Understanding Capital MarketsNovember 3, 2016
When it comes to the field of Finance, one generally hears the term ‘market’ thrown around in different aspects of the conversation. Now, someone from a non-finance background would think of something like a grocery shop or a fresh produce market, while this isn’t necessarily incorrect, but when it comes to financial markets, they are far from just stores. This takes us to the topic in question here of the Capital Markets. These are technically financial markets, where buyers and sellers are involved but the produce refers to trade stocks, bonds, currencies and other such financial assets. In simple terms, these markets are spaces where people who want to start a business are provided funding, or already established companies are helped to grow bigger.
Elementary school taught us that the most indispensable entity, when you start a business is capital. Thus in the bigger scheme of things, it is this very financial capital that an entrepreneur would need to buy resources or supplies. There are two ways you can increase your capital, either by selling bonds or by selling stocks. While the latter part might be something that you rarely hear about but, selling of bonds by the government is one of the very common things one gets to hear. Selling of bonds refers to selling a piece of paper, which states that a firm has taken a loan from whomsoever and would be paying it back after a stipulated period of time. On the other hand stocks refer to certain percentage of ownership in any firm. Thus, basically stocks are sold in return of a percentile, ownership in a particular business. This explains why some people in the field of finance, seem to be anxious about the shares and stocks of certain firms.

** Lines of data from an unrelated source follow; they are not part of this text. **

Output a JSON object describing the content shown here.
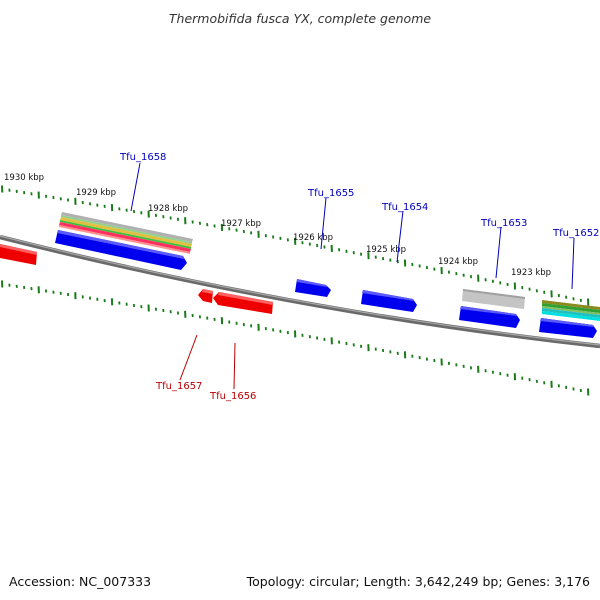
{
  "title": "Thermobifida fusca YX, complete genome",
  "footer": {
    "accession": "Accession: NC_007333",
    "summary": "Topology: circular; Length: 3,642,249 bp; Genes: 3,176"
  },
  "colors": {
    "forward": "#0000ee",
    "reverse": "#ee0000",
    "forward_label": "#0000bb",
    "reverse_label": "#bb0000",
    "backbone": "#808080",
    "ticks": "#1a7a1a"
  },
  "scale_labels": [
    "1930 kbp",
    "1929 kbp",
    "1928 kbp",
    "1927 kbp",
    "1926 kbp",
    "1925 kbp",
    "1924 kbp",
    "1923 kbp"
  ],
  "forward_labels": [
    "Tfu_1658",
    "Tfu_1655",
    "Tfu_1654",
    "Tfu_1653",
    "Tfu_1652"
  ],
  "reverse_labels": [
    "Tfu_1657",
    "Tfu_1656"
  ]
}
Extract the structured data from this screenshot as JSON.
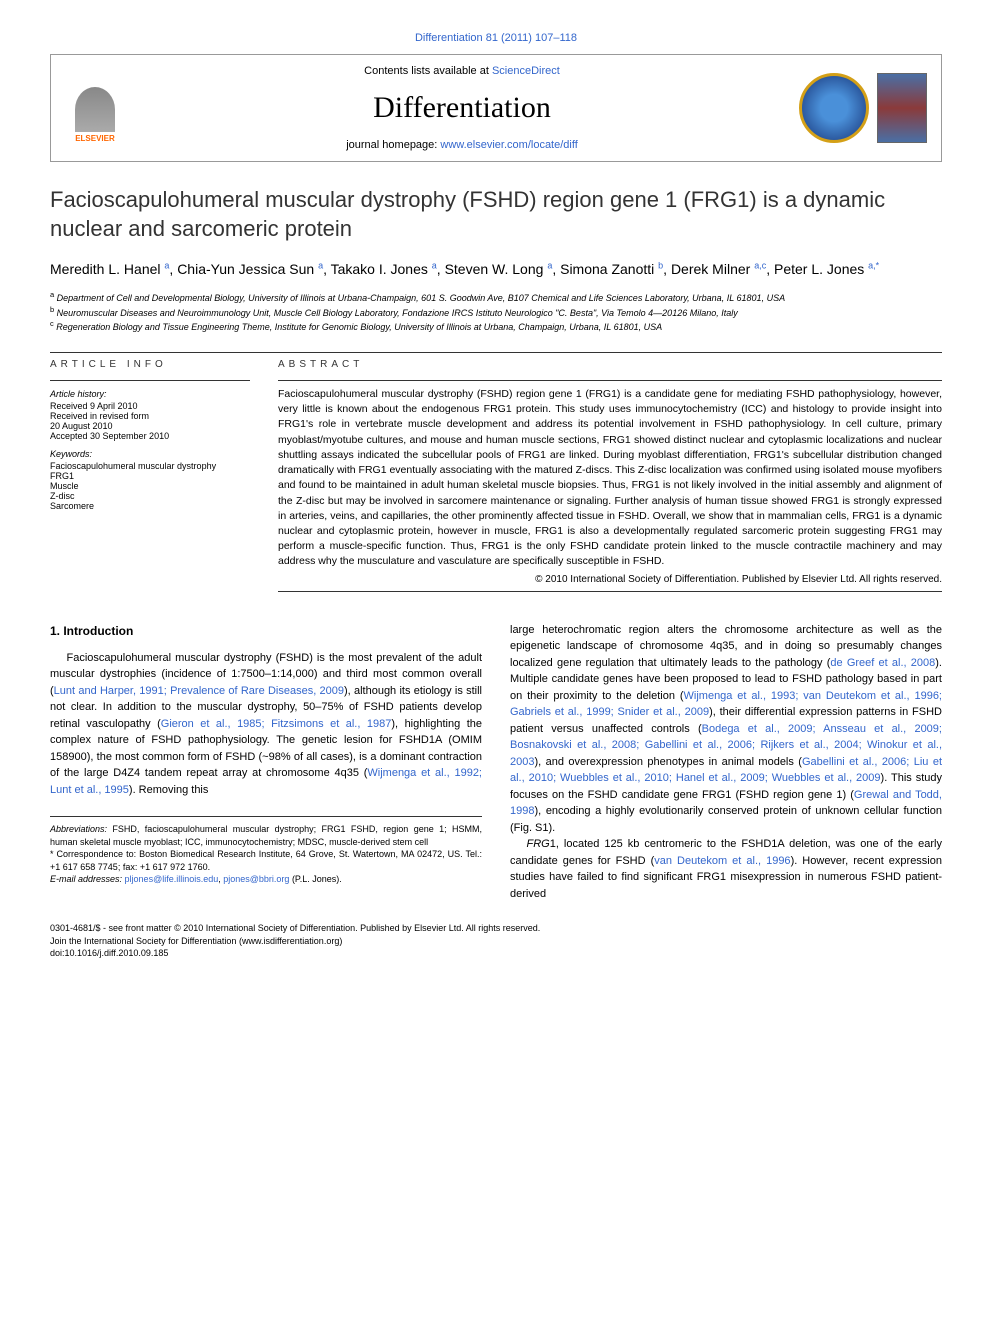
{
  "top_link": "Differentiation 81 (2011) 107–118",
  "header": {
    "contents_prefix": "Contents lists available at ",
    "contents_link": "ScienceDirect",
    "journal_name": "Differentiation",
    "homepage_prefix": "journal homepage: ",
    "homepage_url": "www.elsevier.com/locate/diff",
    "elsevier_label": "ELSEVIER"
  },
  "title": "Facioscapulohumeral muscular dystrophy (FSHD) region gene 1 (FRG1) is a dynamic nuclear and sarcomeric protein",
  "authors_html": "Meredith L. Hanel <sup>a</sup>, Chia-Yun Jessica Sun <sup>a</sup>, Takako I. Jones <sup>a</sup>, Steven W. Long <sup>a</sup>, Simona Zanotti <sup>b</sup>, Derek Milner <sup>a,c</sup>, Peter L. Jones <sup>a,*</sup>",
  "affiliations": [
    {
      "sup": "a",
      "text": "Department of Cell and Developmental Biology, University of Illinois at Urbana-Champaign, 601 S. Goodwin Ave, B107 Chemical and Life Sciences Laboratory, Urbana, IL 61801, USA"
    },
    {
      "sup": "b",
      "text": "Neuromuscular Diseases and Neuroimmunology Unit, Muscle Cell Biology Laboratory, Fondazione IRCS Istituto Neurologico \"C. Besta\", Via Temolo 4—20126 Milano, Italy"
    },
    {
      "sup": "c",
      "text": "Regeneration Biology and Tissue Engineering Theme, Institute for Genomic Biology, University of Illinois at Urbana, Champaign, Urbana, IL 61801, USA"
    }
  ],
  "article_info": {
    "heading": "ARTICLE INFO",
    "history_label": "Article history:",
    "history": [
      "Received 9 April 2010",
      "Received in revised form",
      "20 August 2010",
      "Accepted 30 September 2010"
    ],
    "keywords_label": "Keywords:",
    "keywords": [
      "Facioscapulohumeral muscular dystrophy",
      "FRG1",
      "Muscle",
      "Z-disc",
      "Sarcomere"
    ]
  },
  "abstract": {
    "heading": "ABSTRACT",
    "text": "Facioscapulohumeral muscular dystrophy (FSHD) region gene 1 (FRG1) is a candidate gene for mediating FSHD pathophysiology, however, very little is known about the endogenous FRG1 protein. This study uses immunocytochemistry (ICC) and histology to provide insight into FRG1's role in vertebrate muscle development and address its potential involvement in FSHD pathophysiology. In cell culture, primary myoblast/myotube cultures, and mouse and human muscle sections, FRG1 showed distinct nuclear and cytoplasmic localizations and nuclear shuttling assays indicated the subcellular pools of FRG1 are linked. During myoblast differentiation, FRG1's subcellular distribution changed dramatically with FRG1 eventually associating with the matured Z-discs. This Z-disc localization was confirmed using isolated mouse myofibers and found to be maintained in adult human skeletal muscle biopsies. Thus, FRG1 is not likely involved in the initial assembly and alignment of the Z-disc but may be involved in sarcomere maintenance or signaling. Further analysis of human tissue showed FRG1 is strongly expressed in arteries, veins, and capillaries, the other prominently affected tissue in FSHD. Overall, we show that in mammalian cells, FRG1 is a dynamic nuclear and cytoplasmic protein, however in muscle, FRG1 is also a developmentally regulated sarcomeric protein suggesting FRG1 may perform a muscle-specific function. Thus, FRG1 is the only FSHD candidate protein linked to the muscle contractile machinery and may address why the musculature and vasculature are specifically susceptible in FSHD.",
    "copyright": "© 2010 International Society of Differentiation. Published by Elsevier Ltd. All rights reserved."
  },
  "section1": {
    "heading": "1. Introduction",
    "col1_p1_pre": "Facioscapulohumeral muscular dystrophy (FSHD) is the most prevalent of the adult muscular dystrophies (incidence of 1:7500–1:14,000) and third most common overall (",
    "col1_cite1": "Lunt and Harper, 1991; Prevalence of Rare Diseases, 2009",
    "col1_p1_mid1": "), although its etiology is still not clear. In addition to the muscular dystrophy, 50–75% of FSHD patients develop retinal vasculopathy (",
    "col1_cite2": "Gieron et al., 1985; Fitzsimons et al., 1987",
    "col1_p1_mid2": "), highlighting the complex nature of FSHD pathophysiology. The genetic lesion for FSHD1A (OMIM 158900), the most common form of FSHD (~98% of all cases), is a dominant contraction of the large D4Z4 tandem repeat array at chromosome 4q35 (",
    "col1_cite3": "Wijmenga et al., 1992; Lunt et al., 1995",
    "col1_p1_end": "). Removing this",
    "col2_p1_pre": "large heterochromatic region alters the chromosome architecture as well as the epigenetic landscape of chromosome 4q35, and in doing so presumably changes localized gene regulation that ultimately leads to the pathology (",
    "col2_cite1": "de Greef et al., 2008",
    "col2_p1_mid1": "). Multiple candidate genes have been proposed to lead to FSHD pathology based in part on their proximity to the deletion (",
    "col2_cite2": "Wijmenga et al., 1993; van Deutekom et al., 1996; Gabriels et al., 1999; Snider et al., 2009",
    "col2_p1_mid2": "), their differential expression patterns in FSHD patient versus unaffected controls (",
    "col2_cite3": "Bodega et al., 2009; Ansseau et al., 2009; Bosnakovski et al., 2008; Gabellini et al., 2006; Rijkers et al., 2004; Winokur et al., 2003",
    "col2_p1_mid3": "), and overexpression phenotypes in animal models (",
    "col2_cite4": "Gabellini et al., 2006; Liu et al., 2010; Wuebbles et al., 2010; Hanel et al., 2009; Wuebbles et al., 2009",
    "col2_p1_mid4": "). This study focuses on the FSHD candidate gene FRG1 (FSHD region gene 1) (",
    "col2_cite5": "Grewal and Todd, 1998",
    "col2_p1_end": "), encoding a highly evolutionarily conserved protein of unknown cellular function (Fig. S1).",
    "col2_p2_pre": "FRG1, located 125 kb centromeric to the FSHD1A deletion, was one of the early candidate genes for FSHD (",
    "col2_cite6": "van Deutekom et al., 1996",
    "col2_p2_end": "). However, recent expression studies have failed to find significant FRG1 misexpression in numerous FSHD patient-derived"
  },
  "footnotes": {
    "abbrev_label": "Abbreviations:",
    "abbrev_text": " FSHD, facioscapulohumeral muscular dystrophy; FRG1 FSHD, region gene 1; HSMM, human skeletal muscle myoblast; ICC, immunocytochemistry; MDSC, muscle-derived stem cell",
    "corr_label": "* Correspondence to:",
    "corr_text": " Boston Biomedical Research Institute, 64 Grove, St. Watertown, MA 02472, US. Tel.: +1 617 658 7745; fax: +1 617 972 1760.",
    "email_label": "E-mail addresses:",
    "email1": "pljones@life.illinois.edu",
    "email_mid": ", ",
    "email2": "pjones@bbri.org",
    "email_suffix": " (P.L. Jones)."
  },
  "footer": {
    "line1": "0301-4681/$ - see front matter © 2010 International Society of Differentiation. Published by Elsevier Ltd. All rights reserved.",
    "line2": "Join the International Society for Differentiation (www.isdifferentiation.org)",
    "line3": "doi:10.1016/j.diff.2010.09.185"
  },
  "colors": {
    "link": "#3366cc",
    "text": "#000000",
    "elsevier_orange": "#ff6600"
  }
}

Capital Markets also involve one very important process, which is known as the initial public offering. This is basically like a process where the issuing and selling of stocks takes place. All the shares in the company are sold to potential buyers and thus, by extension they become owners of that company to a certain extent. Now, of course the company’s main owner would be the person owning most of the shares here. This tactic is preferred by a lot of small business companies, vying to expand their business. This serves a dual purpose, the firm is able to expand all over the country and at the same time is able to create jobs for individuals. This it is evident that these capital markets are very important for the economic health of a country. The whole premise of buying and selling of a stock, depends upon the fact that the value of that particular stock is bound to increase in the future. These process are usually carried out by both private firms as well as governments and more often, are also used for building of hospitals, schools and so on. Thus if capital markets didn’t exist, business owners would have very less chances of growing their business, thus in turn there would be dearth of jobs and the economy would suffer. Capital Markets are responsible for creating circumstances, which are conducive to strengthening of of the national as well as global economy.